American streetball player and alleged drug trafficker (born 1945)

Richard "Pee Wee" Kirkland (born May 6, 1945) is an American streetball player. He was named in ESPN's "Elite 24: Rucker Park legends".

==Career==

===Basketball===
Born in Manhattan, New York, Kirkland played varsity basketball at Charles Evans Hughes High School in Manhattan, New York, and was made an All-City guard. He was awarded a scholarship and attended Kittrell College, a community college in North Carolina, and was on the basketball team, averaging 41 points per game. He then attended Norfolk State University and played on the basketball team, teaming up with future NBA star Bob Dandridge. The Spartans won the CIAA title in 1968 with a 25–2 record; they lost in the second round of the NCAA Division II Men's Tournament. The next year their record was 21–4, and they lost in the first round of the D-II tournament.

===Draft and arrest===
In 1969 he was drafted by the Chicago Bulls with the fourth pick in the thirteenth round. It is speculated that he turned the offer down because he was making more money in current ventures, including being a drug dealer, than he would in professional basketball. At the time, the opportunities offered to him outside of the NBA were far more lucrative, in terms of financial gain and public recognition. In 1971, he was arrested for tax evasion and conspiracy to sell narcotics, and served 11 years in prison.

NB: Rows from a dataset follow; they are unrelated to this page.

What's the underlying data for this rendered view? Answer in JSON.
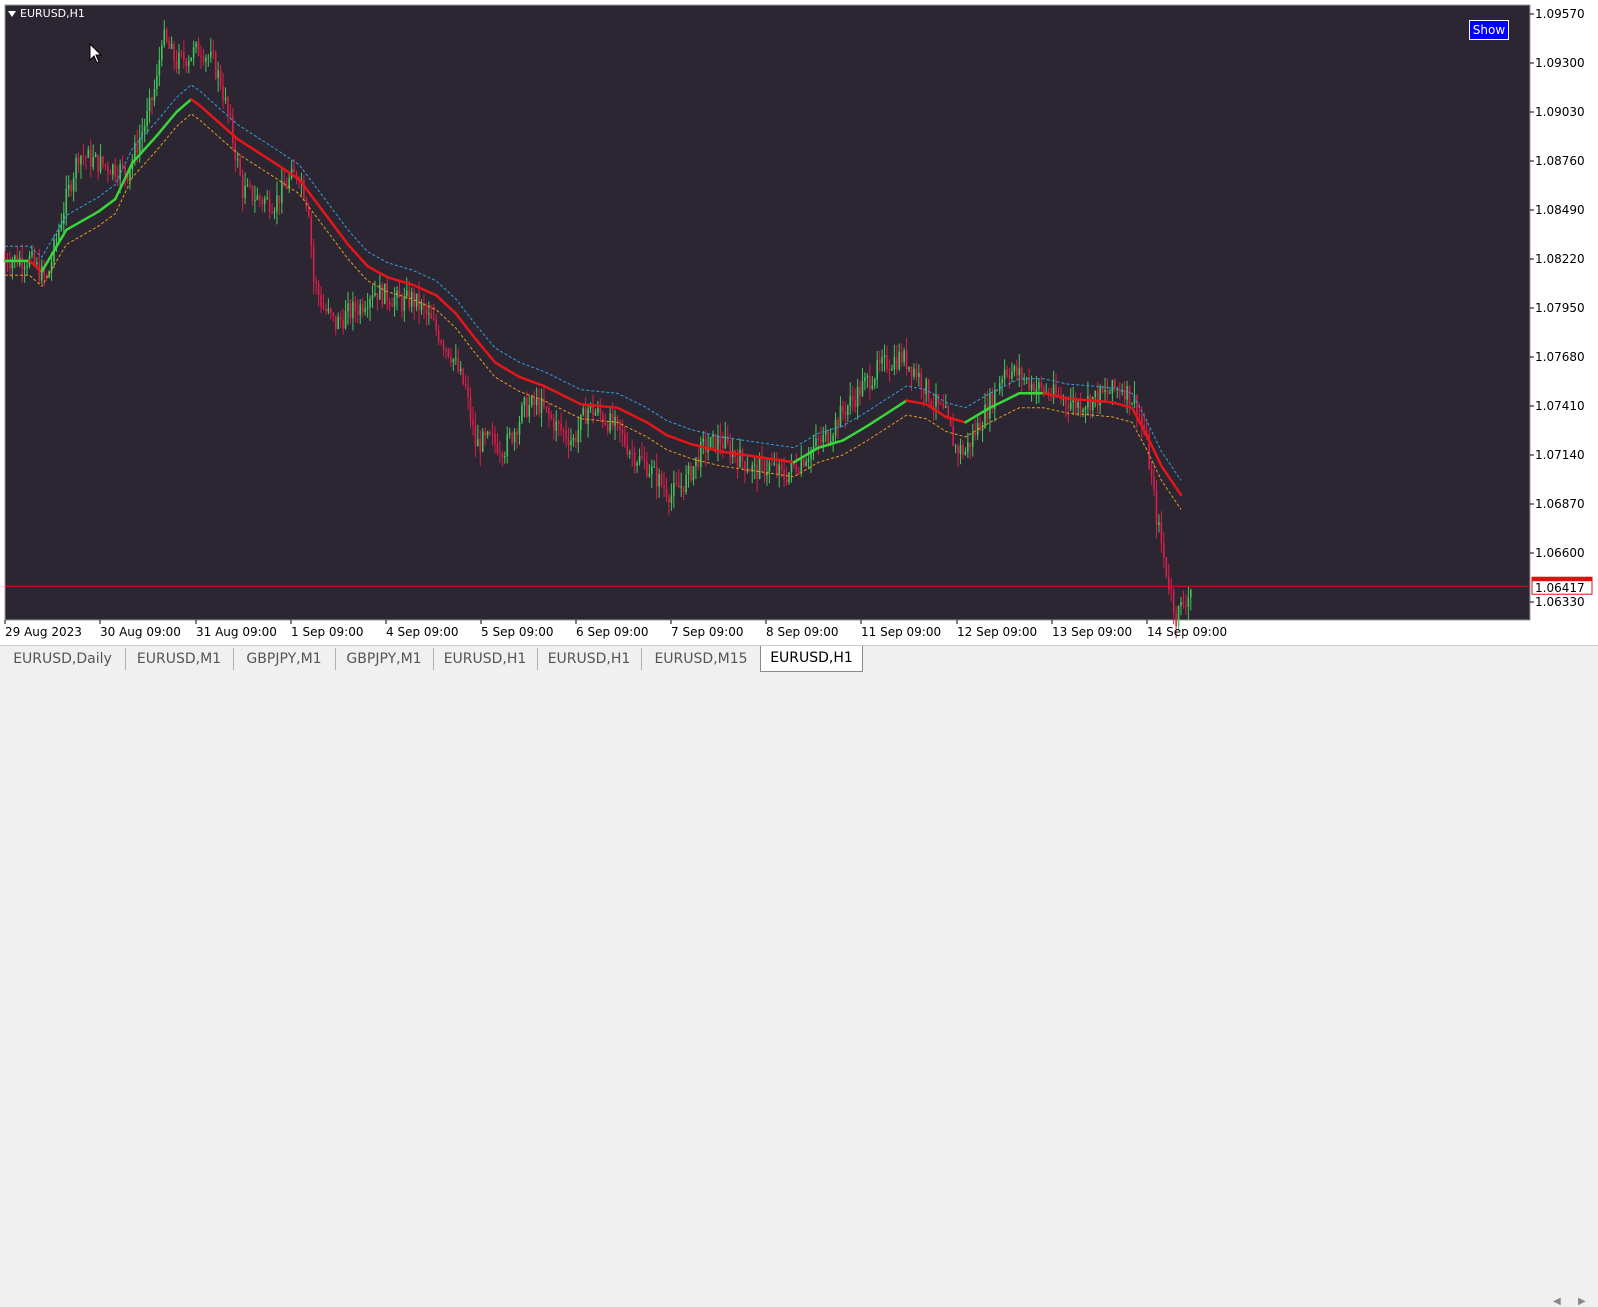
{
  "chart": {
    "symbol_label": "EURUSD,H1",
    "show_button": "Show",
    "current_price": "1.06417",
    "y_axis_labels": [
      "1.09570",
      "1.09300",
      "1.09030",
      "1.08760",
      "1.08490",
      "1.08220",
      "1.07950",
      "1.07680",
      "1.07410",
      "1.07140",
      "1.06870",
      "1.06600",
      "1.06330"
    ],
    "x_axis_labels": [
      "29 Aug 2023",
      "30 Aug 09:00",
      "31 Aug 09:00",
      "1 Sep 09:00",
      "4 Sep 09:00",
      "5 Sep 09:00",
      "6 Sep 09:00",
      "7 Sep 09:00",
      "8 Sep 09:00",
      "11 Sep 09:00",
      "12 Sep 09:00",
      "13 Sep 09:00",
      "14 Sep 09:00"
    ],
    "colors": {
      "background": "#2b2631",
      "bull_candle": "#45c55a",
      "bear_candle": "#d81e4a",
      "ma_up": "#39d63c",
      "ma_down": "#e5161a",
      "upper_band": "#2f9fe0",
      "lower_band": "#e89a20",
      "price_line": "#e01010"
    }
  },
  "chart_data": {
    "type": "line",
    "title": "EURUSD,H1",
    "xlabel": "",
    "ylabel": "",
    "ylim": [
      1.0622,
      1.0966
    ],
    "current_price": 1.06417,
    "close_series": [
      [
        0,
        1.0822
      ],
      [
        10,
        1.0822
      ],
      [
        17,
        1.081
      ],
      [
        24,
        1.085
      ],
      [
        30,
        1.088
      ],
      [
        38,
        1.0875
      ],
      [
        50,
        1.087
      ],
      [
        58,
        1.09
      ],
      [
        62,
        1.092
      ],
      [
        64,
        1.0945
      ],
      [
        70,
        1.093
      ],
      [
        76,
        1.0935
      ],
      [
        80,
        1.0938
      ],
      [
        85,
        1.093
      ],
      [
        88,
        1.092
      ],
      [
        92,
        1.0895
      ],
      [
        97,
        1.086
      ],
      [
        104,
        1.0855
      ],
      [
        110,
        1.0853
      ],
      [
        116,
        1.0865
      ],
      [
        120,
        1.087
      ],
      [
        124,
        1.085
      ],
      [
        126,
        1.081
      ],
      [
        130,
        1.0795
      ],
      [
        135,
        1.0786
      ],
      [
        140,
        1.0792
      ],
      [
        145,
        1.0796
      ],
      [
        150,
        1.0805
      ],
      [
        156,
        1.0802
      ],
      [
        162,
        1.0798
      ],
      [
        166,
        1.08
      ],
      [
        170,
        1.0795
      ],
      [
        176,
        1.0783
      ],
      [
        182,
        1.077
      ],
      [
        188,
        1.075
      ],
      [
        192,
        1.072
      ],
      [
        198,
        1.0722
      ],
      [
        204,
        1.0718
      ],
      [
        208,
        1.0728
      ],
      [
        212,
        1.074
      ],
      [
        218,
        1.0742
      ],
      [
        225,
        1.073
      ],
      [
        232,
        1.0722
      ],
      [
        238,
        1.074
      ],
      [
        244,
        1.0735
      ],
      [
        250,
        1.0728
      ],
      [
        256,
        1.0715
      ],
      [
        262,
        1.0708
      ],
      [
        268,
        1.0698
      ],
      [
        272,
        1.0692
      ],
      [
        278,
        1.07
      ],
      [
        285,
        1.0718
      ],
      [
        292,
        1.0722
      ],
      [
        300,
        1.0712
      ],
      [
        306,
        1.0705
      ],
      [
        312,
        1.0708
      ],
      [
        318,
        1.0702
      ],
      [
        324,
        1.071
      ],
      [
        330,
        1.0718
      ],
      [
        336,
        1.0725
      ],
      [
        342,
        1.0738
      ],
      [
        348,
        1.0748
      ],
      [
        354,
        1.0758
      ],
      [
        360,
        1.0765
      ],
      [
        366,
        1.0768
      ],
      [
        372,
        1.076
      ],
      [
        378,
        1.0745
      ],
      [
        384,
        1.0735
      ],
      [
        388,
        1.0718
      ],
      [
        392,
        1.0716
      ],
      [
        398,
        1.0732
      ],
      [
        404,
        1.0748
      ],
      [
        408,
        1.0762
      ],
      [
        414,
        1.0758
      ],
      [
        420,
        1.0752
      ],
      [
        426,
        1.0748
      ],
      [
        432,
        1.0745
      ],
      [
        438,
        1.0742
      ],
      [
        444,
        1.0745
      ],
      [
        450,
        1.0748
      ],
      [
        456,
        1.0752
      ],
      [
        462,
        1.0742
      ],
      [
        466,
        1.072
      ],
      [
        470,
        1.068
      ],
      [
        474,
        1.065
      ],
      [
        478,
        1.0625
      ],
      [
        484,
        1.064
      ]
    ],
    "ma_series": [
      [
        0,
        1.0821
      ],
      [
        10,
        1.0821
      ],
      [
        15,
        1.0815
      ],
      [
        25,
        1.0838
      ],
      [
        38,
        1.0848
      ],
      [
        45,
        1.0855
      ],
      [
        52,
        1.0875
      ],
      [
        62,
        1.089
      ],
      [
        70,
        1.0903
      ],
      [
        76,
        1.091
      ],
      [
        80,
        1.0906
      ],
      [
        95,
        1.0888
      ],
      [
        110,
        1.0875
      ],
      [
        120,
        1.0866
      ],
      [
        130,
        1.0848
      ],
      [
        140,
        1.083
      ],
      [
        148,
        1.0818
      ],
      [
        156,
        1.0812
      ],
      [
        166,
        1.0808
      ],
      [
        176,
        1.0802
      ],
      [
        184,
        1.0792
      ],
      [
        192,
        1.0778
      ],
      [
        200,
        1.0765
      ],
      [
        210,
        1.0757
      ],
      [
        220,
        1.0752
      ],
      [
        235,
        1.0742
      ],
      [
        250,
        1.074
      ],
      [
        262,
        1.0732
      ],
      [
        270,
        1.0725
      ],
      [
        280,
        1.072
      ],
      [
        292,
        1.0716
      ],
      [
        302,
        1.0714
      ],
      [
        312,
        1.0712
      ],
      [
        322,
        1.071
      ],
      [
        332,
        1.0718
      ],
      [
        342,
        1.0722
      ],
      [
        352,
        1.073
      ],
      [
        360,
        1.0737
      ],
      [
        368,
        1.0744
      ],
      [
        376,
        1.0742
      ],
      [
        384,
        1.0735
      ],
      [
        392,
        1.0732
      ],
      [
        402,
        1.074
      ],
      [
        414,
        1.0748
      ],
      [
        424,
        1.0748
      ],
      [
        434,
        1.0745
      ],
      [
        444,
        1.0744
      ],
      [
        452,
        1.0743
      ],
      [
        460,
        1.074
      ],
      [
        466,
        1.0725
      ],
      [
        472,
        1.0708
      ],
      [
        480,
        1.0692
      ]
    ],
    "band_offset": 0.0008
  }
}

===Motivational speaker===
He presents his messages in the "School of Skillz"—a basketball and life skills campaign that is co-sponsored by Nike. The camps began in the 1990s on Saturdays in Harlem and have since become a nationwide endeavor. He has won championships as a high school coach at The Dwight School, a prestigious private school on the Upper West Side in New York City. One of his early breakthroughs involved reaching out to youth such as Hanif "Camel" Warren. As an educator and social worker, Kirkland utilizes the respect he receives from young people because of his gangster past to reach at-risk youth and break down their misconceptions about "keepin' it real" on the streets.

Kirkland earned a master's degree in human services from Lincoln University.

==In popular culture==
In the 1994 film Above the Rim, Kirkland appeared as Georgetown recruiter Phil Redd.

Ja Rule mentions Kirkland as "Kirkland Pee Wee" in his 2001 song "Always On Time" featuring Ashanti.

Kirkland is referenced in the 2002 Clipse single, "Grindin", and appears in the track's music video.

In 2012, he appeared in a documentary titled Doin' It in the Park, directed by Bobbito Garcia and Kevin Couliao.

Late rapper Young Dolph refers to PeeWee Kirkland as a "legend" during his feature on Curren$y's 2019 song "All Work".